Dr. Udo Baer

Stationen
Dr. phil. (Gesundheitswissenschaften), Diplom-Pädagoge, Kreativer Leibtherapeut, Mitbegründer und Wissenschaftlicher Berater der Zukunftswerkstatt therapie kreativ, Wissenschaftlicher Leiter des Instituts für soziale Innovationen (ISI) sowie des Instituts für Gerontopsychiatrie (IGP), Vorsitzender der Stiftung Würde, Mitinhaber des Paedagogischen Instituts Berlin (PIB), Autor

Vita
Geboren 1949 in der Niederlausitz, kurz vor dem Mauerbau 1961 Flucht und Wechsel an den Niederrhein. Nach Schule und Studium Praxiserfahrungen in der Erwachsenenbildung und in Gemeinwesen-Projekten, Leitung von Modellprojekten. Dann 1987 Gründung und Aufbau der Zukunftswerkstatt therapie kreativ. Geschäftsführer, Therapeut, Seminarleiter, Konzeptentwickler, Leiter von Forschungsprojekten, Autor und Referent
Udo Baer lebt am Niederrhein und in Berlin. Er ist verheiratet und hat 3 Kinder.

Forschung
Mehrere Projekte qualitativer Sozialforschung. Stets mit der Zielsetzung, nicht nur das Verhalten der Menschen, sondern auch ihr Erleben zu würdigen und um Schlussfolgerungen für Therapie und Prophylaxe zu ziehen.

Schwerpunkte:

- Bindungsstörungen und ihre Folgen: Das Drama der Leere
- Wie „unerreichbare“ und „komplex-traumatisierte“ Kinder und Jugendliche erreichen
- Traumapädagogik
- Folgen von Kriegstraumata und Weitergabe traumatischer Erfahrungen


Dr. Claus Koch

Stationen

Dr. phil. (Psychologie), Diplompsychologe.

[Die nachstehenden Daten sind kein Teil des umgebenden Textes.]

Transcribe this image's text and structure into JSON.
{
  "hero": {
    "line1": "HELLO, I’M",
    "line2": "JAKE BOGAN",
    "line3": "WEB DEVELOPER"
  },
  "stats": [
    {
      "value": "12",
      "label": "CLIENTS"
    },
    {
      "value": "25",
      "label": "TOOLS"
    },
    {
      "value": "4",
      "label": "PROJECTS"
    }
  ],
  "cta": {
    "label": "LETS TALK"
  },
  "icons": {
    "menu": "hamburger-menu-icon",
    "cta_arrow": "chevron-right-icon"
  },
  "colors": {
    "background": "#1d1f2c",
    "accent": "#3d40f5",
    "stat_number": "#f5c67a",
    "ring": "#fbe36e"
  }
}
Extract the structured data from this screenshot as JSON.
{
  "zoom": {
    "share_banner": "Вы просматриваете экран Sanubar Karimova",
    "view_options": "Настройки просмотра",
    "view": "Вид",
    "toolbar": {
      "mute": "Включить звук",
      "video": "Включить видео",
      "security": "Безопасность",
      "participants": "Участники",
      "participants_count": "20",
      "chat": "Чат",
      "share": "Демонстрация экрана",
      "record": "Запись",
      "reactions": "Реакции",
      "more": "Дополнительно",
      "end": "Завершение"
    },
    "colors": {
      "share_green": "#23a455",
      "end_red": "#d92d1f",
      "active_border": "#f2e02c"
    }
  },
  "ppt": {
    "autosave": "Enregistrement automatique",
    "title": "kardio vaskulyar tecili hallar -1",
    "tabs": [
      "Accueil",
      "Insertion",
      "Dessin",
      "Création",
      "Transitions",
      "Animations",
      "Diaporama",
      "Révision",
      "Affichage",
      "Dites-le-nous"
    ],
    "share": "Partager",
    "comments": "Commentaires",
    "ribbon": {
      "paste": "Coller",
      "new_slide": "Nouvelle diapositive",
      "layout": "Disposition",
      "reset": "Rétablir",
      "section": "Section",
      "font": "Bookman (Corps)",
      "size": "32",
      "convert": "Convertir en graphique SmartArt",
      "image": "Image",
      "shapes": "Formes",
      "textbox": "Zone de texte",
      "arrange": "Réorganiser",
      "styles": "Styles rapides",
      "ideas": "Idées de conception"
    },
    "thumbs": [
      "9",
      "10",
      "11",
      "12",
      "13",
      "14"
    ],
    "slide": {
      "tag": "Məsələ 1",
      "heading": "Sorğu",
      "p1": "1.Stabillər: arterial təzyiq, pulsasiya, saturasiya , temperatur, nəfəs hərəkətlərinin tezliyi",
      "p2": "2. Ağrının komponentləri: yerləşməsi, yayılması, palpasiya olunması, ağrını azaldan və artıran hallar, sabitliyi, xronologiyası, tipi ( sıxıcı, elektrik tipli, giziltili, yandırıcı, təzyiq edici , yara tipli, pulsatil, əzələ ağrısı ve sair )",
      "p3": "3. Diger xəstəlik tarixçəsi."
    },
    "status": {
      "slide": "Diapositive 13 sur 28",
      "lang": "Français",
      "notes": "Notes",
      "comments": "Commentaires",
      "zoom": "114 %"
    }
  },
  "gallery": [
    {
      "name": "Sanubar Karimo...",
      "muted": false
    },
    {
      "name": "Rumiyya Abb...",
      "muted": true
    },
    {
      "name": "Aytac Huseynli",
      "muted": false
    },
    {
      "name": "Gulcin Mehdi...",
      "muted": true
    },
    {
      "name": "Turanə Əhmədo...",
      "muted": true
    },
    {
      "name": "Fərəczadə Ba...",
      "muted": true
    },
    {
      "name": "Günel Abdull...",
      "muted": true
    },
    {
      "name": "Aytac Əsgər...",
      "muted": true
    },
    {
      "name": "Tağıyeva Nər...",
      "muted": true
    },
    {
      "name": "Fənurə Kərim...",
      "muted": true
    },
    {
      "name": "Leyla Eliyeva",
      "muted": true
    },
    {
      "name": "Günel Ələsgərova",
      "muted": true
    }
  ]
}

Bis Juli 2015 Verlagsleiter für den Bereich Sachbuch und Elternratgeber beim Beltz Verlag in Weinheim. 2015 gründete er zusammen Udo Baer das „Pädagogische Institut Berlin“ (PIB). Jahrelange wissenschaftliche Tätigkeit mit dem Schwerpunkt Entwicklungspsychologie des Kindes und Jugendlichen unter psychoanalytischen und bindungstheoretischen Gesichtspunkten, u.a. mit einem Lehrauftrag an der Universität Bielefeld. Publizist und Autor. Zahlreiche Vorträge, Buchveröffentlichungen und Artikel in Fachzeitschriften. Vorstandsmitglied des „Archiv der Zukunft“ (AdZ).

Vita

Geboren 1950, Studium der Philosophie und Psychologie in Heidelberg und Paris. Promotion in Heidelberg zur Phänomenologie psychischer Störungen und Krankheiten. Claus Koch lebt in Heidelberg und Berlin, ist verheiratet und hat vier Kinder.

Forschung
Schwerpunkte:

·         -      Beschreibung und Erklärung psychosomatischen Krankheitsgeschehens. Entwicklung des

             „Fragebogen zur Abschätzung Psychosomatischen Krankheitsgeschehen“ (FAPK)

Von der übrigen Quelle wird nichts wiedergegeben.